Why the duration of cycle is different from one woman to another is dependent, as you have already suggested, on internal factors (the concentration of hormones, the presence of a concomitant chronic disease for example) and external factors (stress, drugs,…)

The body gauges the amount of time necessary for the cycle, ie the time necessary for all the endometrial changes to occur (in a woman: approx 28-32 days) through a complex feedback from the hormones produced in the ovary/endometrium which “signal” the hypothalamus and the pituitary on whether a change in the secretion of LH/FSH should occur or not. This hypothalamus-pituitary-ovarian (HPO) axis is the “metronome” for the menstruation cycle (see figure below for an overview of the HPO axis)
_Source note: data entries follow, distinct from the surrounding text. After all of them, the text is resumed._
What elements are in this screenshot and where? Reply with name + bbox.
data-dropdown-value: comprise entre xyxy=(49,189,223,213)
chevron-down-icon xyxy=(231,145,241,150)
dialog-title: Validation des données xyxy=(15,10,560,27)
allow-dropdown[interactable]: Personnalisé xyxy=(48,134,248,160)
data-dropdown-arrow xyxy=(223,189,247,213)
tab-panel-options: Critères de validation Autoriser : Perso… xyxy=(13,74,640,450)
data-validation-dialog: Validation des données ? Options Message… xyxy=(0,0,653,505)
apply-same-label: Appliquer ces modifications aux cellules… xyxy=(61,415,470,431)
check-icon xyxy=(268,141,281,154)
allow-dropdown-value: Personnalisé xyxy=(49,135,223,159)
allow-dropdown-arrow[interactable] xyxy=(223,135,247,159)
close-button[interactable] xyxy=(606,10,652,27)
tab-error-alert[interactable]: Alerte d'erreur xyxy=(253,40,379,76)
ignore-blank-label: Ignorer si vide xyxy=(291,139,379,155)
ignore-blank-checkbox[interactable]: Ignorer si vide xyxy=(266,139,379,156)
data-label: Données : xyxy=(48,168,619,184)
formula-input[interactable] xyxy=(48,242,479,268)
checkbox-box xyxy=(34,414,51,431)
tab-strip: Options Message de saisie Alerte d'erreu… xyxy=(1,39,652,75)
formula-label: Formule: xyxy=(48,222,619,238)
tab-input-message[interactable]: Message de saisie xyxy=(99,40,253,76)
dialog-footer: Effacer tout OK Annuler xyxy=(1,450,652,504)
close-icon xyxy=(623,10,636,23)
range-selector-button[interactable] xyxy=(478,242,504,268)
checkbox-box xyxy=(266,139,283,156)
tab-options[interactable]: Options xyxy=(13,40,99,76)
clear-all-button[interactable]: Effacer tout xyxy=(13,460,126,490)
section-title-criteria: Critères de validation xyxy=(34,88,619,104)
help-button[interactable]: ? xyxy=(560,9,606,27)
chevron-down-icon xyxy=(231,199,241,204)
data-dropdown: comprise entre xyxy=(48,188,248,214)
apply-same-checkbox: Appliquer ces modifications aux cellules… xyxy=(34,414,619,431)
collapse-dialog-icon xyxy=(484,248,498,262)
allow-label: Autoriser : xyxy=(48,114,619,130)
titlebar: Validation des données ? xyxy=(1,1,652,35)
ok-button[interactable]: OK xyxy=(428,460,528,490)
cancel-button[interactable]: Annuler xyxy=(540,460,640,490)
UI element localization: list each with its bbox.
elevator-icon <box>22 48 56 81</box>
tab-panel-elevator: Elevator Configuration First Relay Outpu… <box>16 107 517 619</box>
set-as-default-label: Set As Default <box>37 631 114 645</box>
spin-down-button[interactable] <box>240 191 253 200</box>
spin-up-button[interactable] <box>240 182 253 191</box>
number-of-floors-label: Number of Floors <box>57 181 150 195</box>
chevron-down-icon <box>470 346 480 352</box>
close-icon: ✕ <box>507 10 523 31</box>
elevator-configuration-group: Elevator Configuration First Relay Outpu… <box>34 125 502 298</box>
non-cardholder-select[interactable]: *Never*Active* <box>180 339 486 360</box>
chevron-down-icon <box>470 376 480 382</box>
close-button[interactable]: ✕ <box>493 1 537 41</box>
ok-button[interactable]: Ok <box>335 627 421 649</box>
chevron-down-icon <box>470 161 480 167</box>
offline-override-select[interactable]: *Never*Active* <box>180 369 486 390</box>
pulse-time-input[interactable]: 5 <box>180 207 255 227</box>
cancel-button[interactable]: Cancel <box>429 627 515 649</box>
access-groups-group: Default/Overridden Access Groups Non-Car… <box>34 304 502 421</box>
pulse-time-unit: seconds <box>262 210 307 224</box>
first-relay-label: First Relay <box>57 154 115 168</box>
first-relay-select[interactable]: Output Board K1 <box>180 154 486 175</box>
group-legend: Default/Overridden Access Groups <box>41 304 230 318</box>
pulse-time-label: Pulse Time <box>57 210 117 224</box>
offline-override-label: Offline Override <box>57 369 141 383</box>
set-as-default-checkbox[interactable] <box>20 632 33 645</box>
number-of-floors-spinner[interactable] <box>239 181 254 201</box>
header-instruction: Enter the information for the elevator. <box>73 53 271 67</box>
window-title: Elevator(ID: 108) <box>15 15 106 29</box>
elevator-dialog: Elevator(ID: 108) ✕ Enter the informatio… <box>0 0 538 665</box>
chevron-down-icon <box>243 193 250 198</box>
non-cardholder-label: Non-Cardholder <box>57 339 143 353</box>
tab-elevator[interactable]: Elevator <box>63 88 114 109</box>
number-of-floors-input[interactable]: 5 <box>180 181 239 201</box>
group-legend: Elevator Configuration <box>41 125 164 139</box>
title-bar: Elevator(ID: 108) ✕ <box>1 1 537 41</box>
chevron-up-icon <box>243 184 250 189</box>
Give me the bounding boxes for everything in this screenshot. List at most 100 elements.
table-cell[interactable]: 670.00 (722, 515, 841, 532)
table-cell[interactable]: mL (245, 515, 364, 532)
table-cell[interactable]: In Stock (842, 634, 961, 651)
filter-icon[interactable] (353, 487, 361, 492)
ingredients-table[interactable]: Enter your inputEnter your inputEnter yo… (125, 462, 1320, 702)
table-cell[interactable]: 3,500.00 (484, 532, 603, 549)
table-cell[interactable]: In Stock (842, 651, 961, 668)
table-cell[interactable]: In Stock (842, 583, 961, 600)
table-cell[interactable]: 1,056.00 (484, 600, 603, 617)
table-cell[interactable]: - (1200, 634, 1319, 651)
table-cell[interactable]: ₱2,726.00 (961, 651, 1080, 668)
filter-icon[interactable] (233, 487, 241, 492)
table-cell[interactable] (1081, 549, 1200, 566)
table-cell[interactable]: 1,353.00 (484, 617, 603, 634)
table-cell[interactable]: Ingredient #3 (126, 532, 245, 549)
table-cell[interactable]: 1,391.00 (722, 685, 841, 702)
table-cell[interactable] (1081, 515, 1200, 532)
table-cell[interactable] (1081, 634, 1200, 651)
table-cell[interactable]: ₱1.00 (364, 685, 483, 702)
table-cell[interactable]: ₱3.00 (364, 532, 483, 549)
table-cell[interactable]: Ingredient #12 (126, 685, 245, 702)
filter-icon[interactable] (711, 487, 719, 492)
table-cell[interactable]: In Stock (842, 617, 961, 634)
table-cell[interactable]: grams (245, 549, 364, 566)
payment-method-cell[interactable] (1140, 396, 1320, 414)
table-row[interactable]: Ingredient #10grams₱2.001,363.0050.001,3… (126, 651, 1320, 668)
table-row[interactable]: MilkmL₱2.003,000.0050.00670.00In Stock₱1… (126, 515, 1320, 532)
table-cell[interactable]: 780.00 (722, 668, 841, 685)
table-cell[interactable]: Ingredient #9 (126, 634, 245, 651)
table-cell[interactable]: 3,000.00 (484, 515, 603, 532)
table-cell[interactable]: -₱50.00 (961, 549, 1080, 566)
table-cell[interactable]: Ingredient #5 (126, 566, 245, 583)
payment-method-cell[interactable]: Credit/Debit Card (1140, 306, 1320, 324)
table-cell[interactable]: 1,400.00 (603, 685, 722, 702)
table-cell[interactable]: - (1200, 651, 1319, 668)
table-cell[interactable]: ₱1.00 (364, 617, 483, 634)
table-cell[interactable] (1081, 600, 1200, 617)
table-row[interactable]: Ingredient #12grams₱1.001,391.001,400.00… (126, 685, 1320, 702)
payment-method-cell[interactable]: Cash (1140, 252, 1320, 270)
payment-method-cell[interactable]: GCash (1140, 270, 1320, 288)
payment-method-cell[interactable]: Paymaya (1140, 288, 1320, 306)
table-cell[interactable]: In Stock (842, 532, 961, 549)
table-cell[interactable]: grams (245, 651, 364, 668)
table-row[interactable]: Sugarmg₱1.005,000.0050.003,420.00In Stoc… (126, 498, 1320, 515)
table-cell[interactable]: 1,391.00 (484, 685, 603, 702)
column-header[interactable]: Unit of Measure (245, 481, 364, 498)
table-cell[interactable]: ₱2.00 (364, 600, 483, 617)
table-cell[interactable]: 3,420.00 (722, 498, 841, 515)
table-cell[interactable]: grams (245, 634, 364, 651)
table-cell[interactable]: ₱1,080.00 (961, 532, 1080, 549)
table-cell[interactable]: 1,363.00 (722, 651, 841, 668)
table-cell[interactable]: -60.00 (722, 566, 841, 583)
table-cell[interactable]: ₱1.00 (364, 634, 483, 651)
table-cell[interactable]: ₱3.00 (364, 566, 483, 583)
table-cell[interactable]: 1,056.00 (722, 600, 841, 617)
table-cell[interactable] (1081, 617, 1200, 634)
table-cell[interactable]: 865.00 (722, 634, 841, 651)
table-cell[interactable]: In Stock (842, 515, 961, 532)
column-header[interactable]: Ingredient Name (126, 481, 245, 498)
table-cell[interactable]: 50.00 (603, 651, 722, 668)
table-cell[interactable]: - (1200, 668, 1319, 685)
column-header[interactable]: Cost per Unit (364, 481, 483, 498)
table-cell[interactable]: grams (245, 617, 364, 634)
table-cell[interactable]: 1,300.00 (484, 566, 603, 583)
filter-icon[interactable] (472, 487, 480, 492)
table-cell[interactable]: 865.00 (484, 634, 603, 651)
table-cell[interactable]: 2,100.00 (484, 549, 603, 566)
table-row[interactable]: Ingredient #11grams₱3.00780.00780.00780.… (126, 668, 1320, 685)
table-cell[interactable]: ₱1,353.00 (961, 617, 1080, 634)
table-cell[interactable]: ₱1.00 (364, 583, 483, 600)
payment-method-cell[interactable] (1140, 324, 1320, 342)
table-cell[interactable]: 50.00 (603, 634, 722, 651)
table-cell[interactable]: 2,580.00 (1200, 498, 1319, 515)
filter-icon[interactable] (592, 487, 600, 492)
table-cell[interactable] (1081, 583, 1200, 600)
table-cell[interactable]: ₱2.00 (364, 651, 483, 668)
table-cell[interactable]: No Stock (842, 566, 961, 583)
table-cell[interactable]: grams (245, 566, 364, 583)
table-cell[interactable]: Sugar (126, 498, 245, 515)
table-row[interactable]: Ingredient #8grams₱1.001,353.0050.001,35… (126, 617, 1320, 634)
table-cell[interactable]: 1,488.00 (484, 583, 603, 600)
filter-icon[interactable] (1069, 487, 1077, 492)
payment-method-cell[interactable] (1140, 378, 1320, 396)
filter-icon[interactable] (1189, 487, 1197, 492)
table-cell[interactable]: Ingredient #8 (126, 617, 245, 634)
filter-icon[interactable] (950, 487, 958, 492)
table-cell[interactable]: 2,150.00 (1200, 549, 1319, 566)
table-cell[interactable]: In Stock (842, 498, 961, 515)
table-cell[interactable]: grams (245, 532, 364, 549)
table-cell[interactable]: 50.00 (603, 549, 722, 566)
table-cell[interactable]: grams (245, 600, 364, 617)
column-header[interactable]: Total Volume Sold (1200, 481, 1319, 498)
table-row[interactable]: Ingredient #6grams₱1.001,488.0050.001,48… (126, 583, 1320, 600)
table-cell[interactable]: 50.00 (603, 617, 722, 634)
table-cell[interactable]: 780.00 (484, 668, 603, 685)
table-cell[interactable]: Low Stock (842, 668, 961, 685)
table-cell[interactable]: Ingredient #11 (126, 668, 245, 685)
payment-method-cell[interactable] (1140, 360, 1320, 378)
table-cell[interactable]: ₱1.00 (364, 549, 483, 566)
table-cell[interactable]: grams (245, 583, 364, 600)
enter image description here

Several studies have investigated the effect of menstruation cycle phases on sleep and reported that menstrual cycle alter sleep organisation at different menstrual phases. Also, disruption of circadian rhythms is associated with disturbances in menstrual function. For example, female shiftworkers compared to non-shiftworkers are more likely to report menstrual irregularity and longer menstrual cycles. This is likely due to a change in the circulating hormone, strengthening the role of “metronome” of the HPO in the time regulation of the menstruation cycle.

Sources:

  • Longo DL, Fauci AS, Kasper DL, Hauser SL, Jameson J, Loscalzo J. eds. Harrison's Principles of Internal Medicine, 18e. New York, NY: McGraw-Hill; 2012. p 3028-3033
  • Shechter A, Boivin DB. Sleep, Hormones, and Circadian Rhythms throughout the Menstrual Cycle in Healthy Women and Women with Premenstrual Dysphoric Disorder. International Journal of Endocrinology. 2010;2010:259345
  • Baker FC, Driver HS. Circadian rhythms, sleep, and the menstrual cycle. Sleep Med. 2007 Sep;8(6):613-22. Epub 2007 Mar 26.